7. South American Tapir
The South American Tapir is a herbivorous mammal that is similar to a pig in shape, feeding primarily on clay licks. This animal is a keystone species for its role as a disperser and predator of tree seeds, supporting the diversity of forests and overall health of the ecosystem. But habitat loss from logging activities and deforestation have been the biggest threat to this species, along with illegal hunting and poaching, driving its population numbers to plummet.
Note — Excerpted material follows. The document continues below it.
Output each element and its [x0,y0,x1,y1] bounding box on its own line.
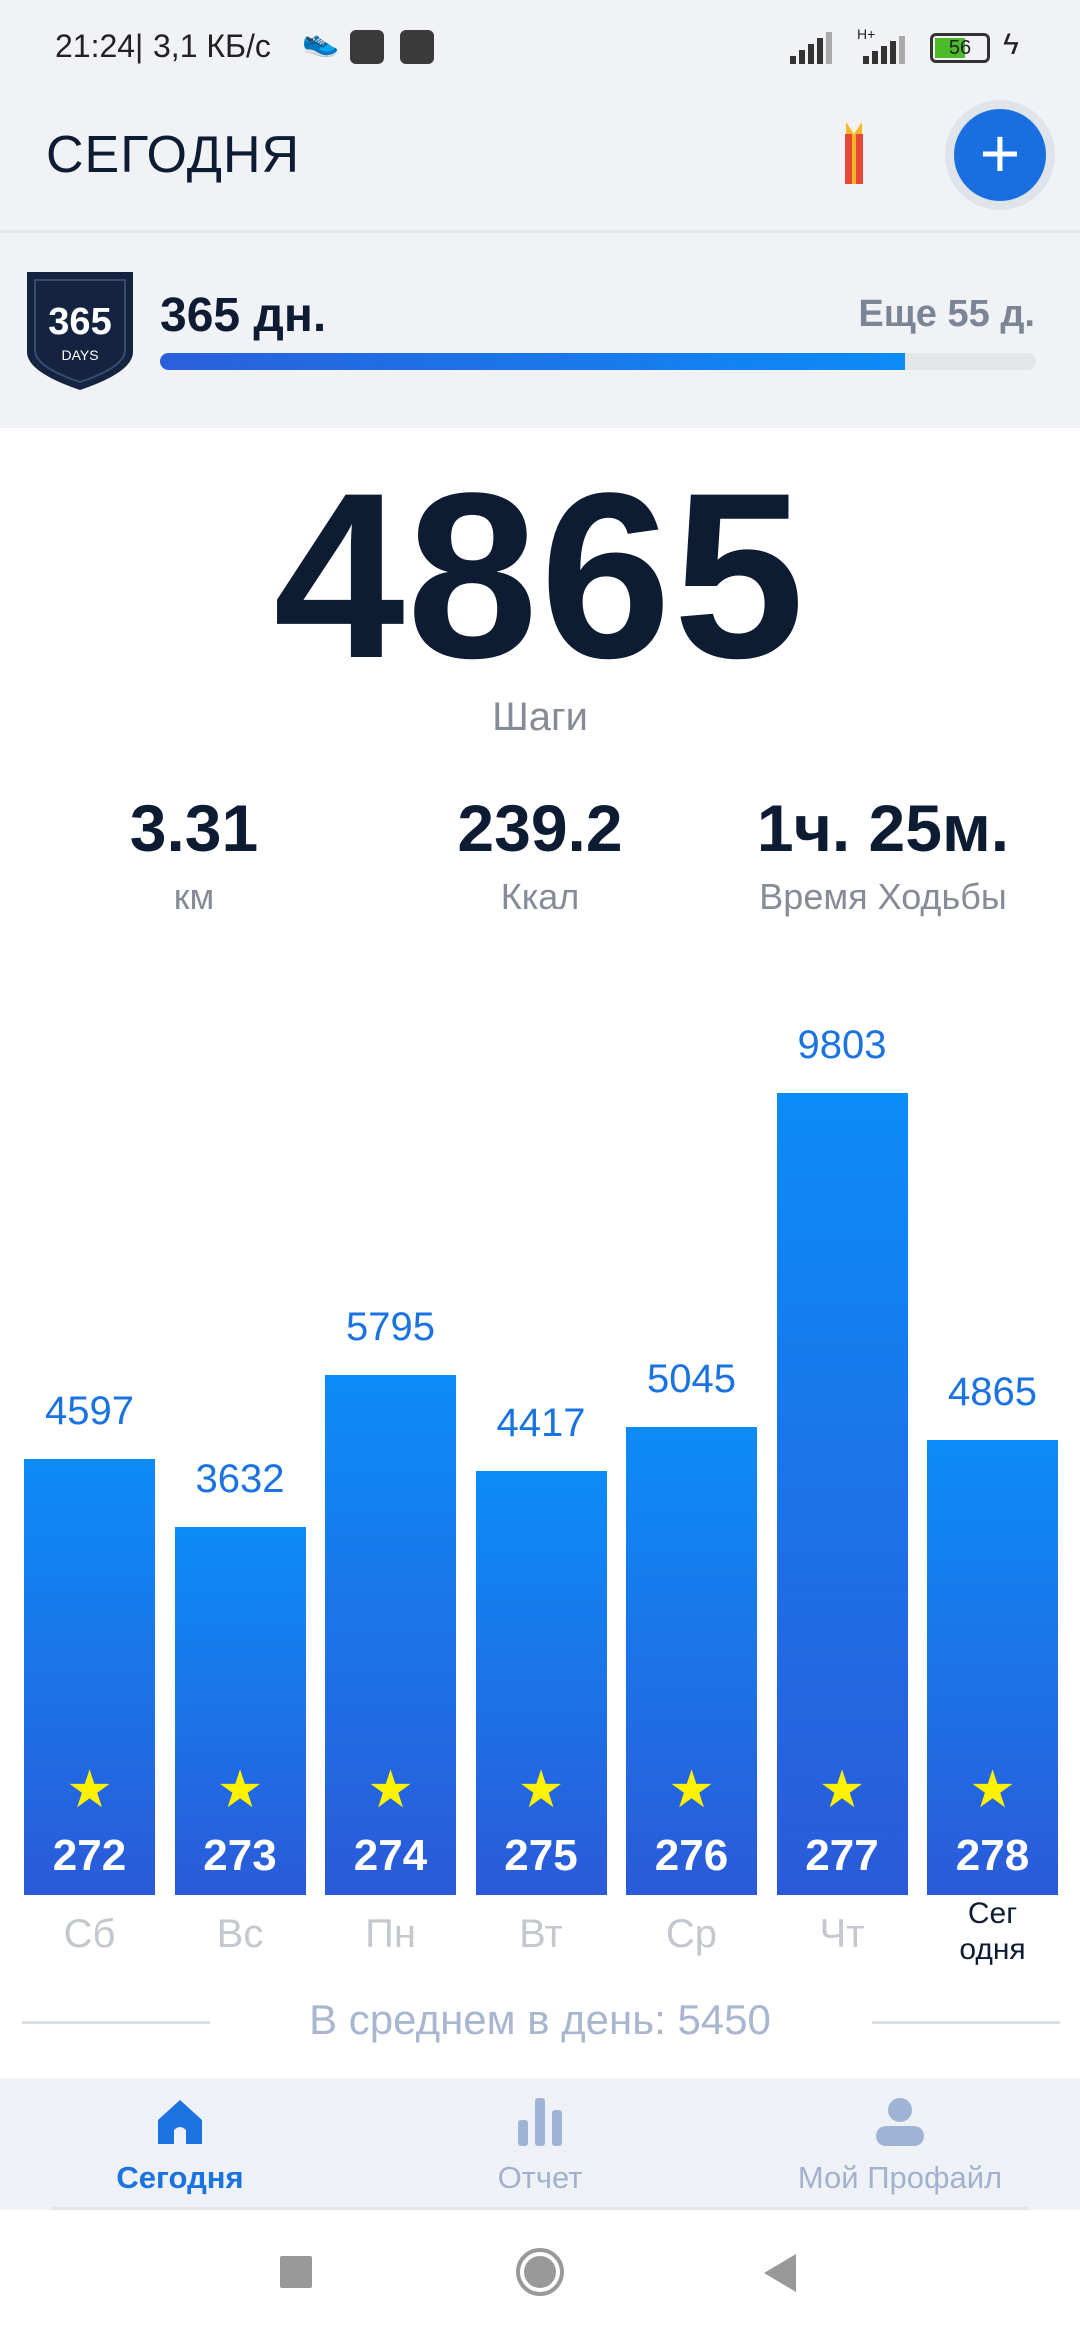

The tapir is currently facing extinction in Peru, while in the Argentina portion of the Amazon, tapir populations have declined by an estimated 60% within the last two centuries. Conservation efforts have struggled to help recover the species as they require extensive habitats, and many of its protected areas are surrounded by unprotected private lands.
8. Poison Dart Frogs
There are more than 100 species of poison dart frogs, most of which live in the Amazon. Posison dart frogs are brightly coloured – they can be yellow, copper, gold, red, blue, green, black or a combination of those colours – and notoriously poisonous where its striking hue helps warn off predators. They are also unique as they are active during the day, as opposed to being nocturnal like most frog species. The amphibian is terrestrial with a few arboreals, and loss of its habitats increasing food competition and risks of being preyed upon, causing these frogs to become move closer to extinction. Scientists also found chytridiomycosis, a bacterial disease found in amphibians, to have killed thousands of animals each year, which resulted in the extinction of some species.